CVE-2018-12027
Description
An Insecure Permissions vulnerability in SpawningKit in Phusion Passenger 5.3.x before 5.3.2 causes information disclosure in the following situation: given a Passenger-spawned application process that reports that it listens on a certain Unix domain socket, if any of the parent directories of said socket are writable by a normal user that is not the application's user, then that non-application user can swap that directory with something else, resulting in traffic being redirected to a non-application user's process through an alternative Unix domain socket.
AI Insight
LLM-synthesized narrative grounded in this CVE's description and references.

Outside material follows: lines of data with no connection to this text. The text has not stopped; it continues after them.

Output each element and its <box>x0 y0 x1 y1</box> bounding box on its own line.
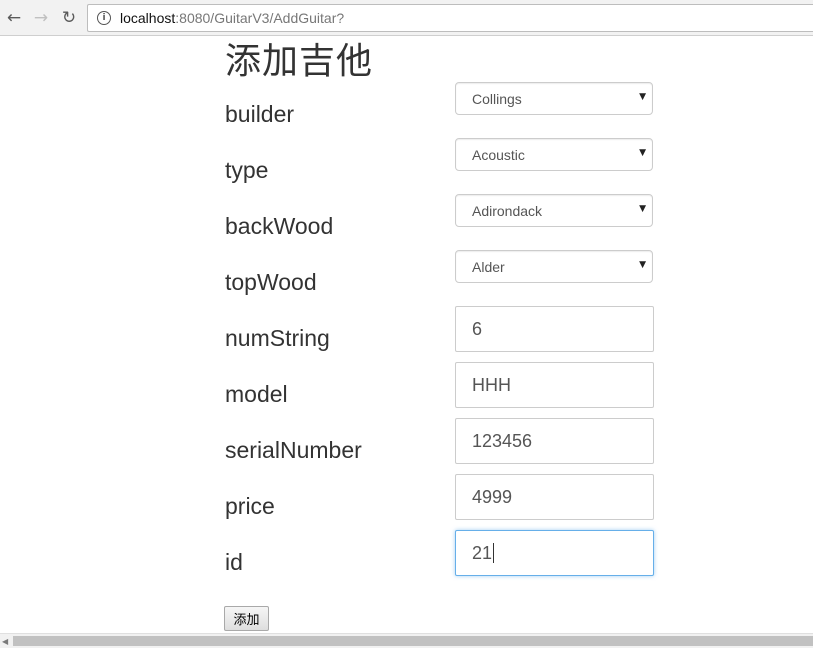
back-arrow-icon[interactable]: ← <box>3 7 25 29</box>
url-path: :8080/GuitarV3/AddGuitar? <box>175 10 345 26</box>
url-text[interactable]: localhost:8080/GuitarV3/AddGuitar? <box>120 10 344 26</box>
url-host: localhost <box>120 10 176 26</box>
id-input-value: 21 <box>472 543 493 563</box>
chevron-down-icon: ▼ <box>639 148 646 158</box>
price-input[interactable]: 4999 <box>455 474 654 520</box>
builder-select-value: Collings <box>472 91 522 107</box>
type-select[interactable]: Acoustic ▼ <box>455 138 653 171</box>
backwood-select-value: Adirondack <box>472 203 543 219</box>
address-bar[interactable]: i localhost:8080/GuitarV3/AddGuitar? <box>87 4 813 32</box>
type-label: type <box>225 157 269 183</box>
horizontal-scrollbar[interactable]: ◀ <box>0 633 813 648</box>
model-label: model <box>225 381 288 407</box>
text-caret <box>493 542 495 563</box>
numstring-input[interactable]: 6 <box>455 306 654 352</box>
numstring-label: numString <box>225 325 330 351</box>
backwood-label: backWood <box>225 213 334 239</box>
topwood-select[interactable]: Alder ▼ <box>455 250 653 283</box>
scrollbar-thumb[interactable] <box>13 636 813 646</box>
reload-icon[interactable]: ↻ <box>58 7 80 29</box>
chevron-down-icon: ▼ <box>639 204 646 214</box>
model-input[interactable]: HHH <box>455 362 654 408</box>
type-select-value: Acoustic <box>472 147 525 163</box>
info-icon[interactable]: i <box>97 11 111 25</box>
browser-toolbar: ← → ↻ i localhost:8080/GuitarV3/AddGuita… <box>0 0 813 36</box>
forward-arrow-icon[interactable]: → <box>30 7 52 29</box>
page-title: 添加吉他 <box>225 41 374 82</box>
serialnumber-label: serialNumber <box>225 437 362 463</box>
scroll-left-arrow-icon[interactable]: ◀ <box>2 637 8 646</box>
serialnumber-input[interactable]: 123456 <box>455 418 654 464</box>
add-button[interactable]: 添加 <box>224 606 269 631</box>
id-input[interactable]: 21 <box>455 530 654 576</box>
backwood-select[interactable]: Adirondack ▼ <box>455 194 653 227</box>
topwood-select-value: Alder <box>472 259 505 275</box>
price-label: price <box>225 493 275 519</box>
builder-select[interactable]: Collings ▼ <box>455 82 653 115</box>
chevron-down-icon: ▼ <box>639 260 646 270</box>
chevron-down-icon: ▼ <box>639 92 646 102</box>
topwood-label: topWood <box>225 269 317 295</box>
id-label: id <box>225 549 243 575</box>
builder-label: builder <box>225 101 295 127</box>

Phusion Passenger 5.3.x before 5.3.2 has an insecure permissions vulnerability in SpawningKit that allows local attackers to redirect Unix domain socket traffic.
Vulnerability
An insecure permissions vulnerability exists in Phusion Passenger versions 5.3.x prior to 5.3.2 within the SpawningKit component [1][2]. When a Passenger-spawned application process reports that it listens on a certain Unix domain socket, if any of the parent directories of that socket are writable by a normal user other than the application's user, the non-application user can swap that directory with an alternative one. This results in traffic being redirected to a process controlled by the non-application user through an alternative Unix domain socket, leading to information disclosure [1].
Exploitation
The attacker must be a local user with write access to a parent directory of the Unix domain socket used by the Passenger-spawned application process [1]. The attacker does not need to be the application's user. By swapping the directory, the attacker can intercept or redirect socket-based communication intended for the legitimate application process to a socket they control [1].
Impact
Successful exploitation leads to redirection of traffic intended for the legitimate application process. This can result in information disclosure, as the attacker can intercept data sent over the Unix domain socket [1][4]. The impact is limited to local users with the required directory write permissions.
Mitigation
Users should upgrade to Phusion Passenger version 5.3.2 or later, where this vulnerability is fixed [1][2]. Gentoo users can update via the package manager with emerge --ask --oneshot --verbose ">=www-apache/passenger-5.3.2" [4]. No known workaround is available for unpatched versions [4].
AI Insight generated on May 22, 2026. Synthesized from this CVE's description and the cited reference URLs; citations are validated against the source bundle.
Affected packages
Versions sourced from the GitHub Security Advisory.
| Package | Affected versions | Patched versions |
|---|---|---|
passengerRubyGems | >= 5.3.0, < 5.3.2 | 5.3.2 |
Affected products
1Patches
0No patches discovered yet.
Vulnerability mechanics
AI mechanics synthesis has not run for this CVE yet.
References
5- github.com/advisories/GHSA-whfx-877c-5p28ghsaADVISORY
- nvd.nist.gov/vuln/detail/CVE-2018-12027ghsaADVISORY
- security.gentoo.org/glsa/201807-02ghsavendor-advisoryx_refsource_GENTOOWEB
- blog.phusion.nl/passenger-5-3-2ghsax_refsource_MISCWEB
- github.com/rubysec/ruby-advisory-db/blob/master/gems/passenger/CVE-2018-12027.ymlghsaWEB
News mentions
0No linked articles in our index yet.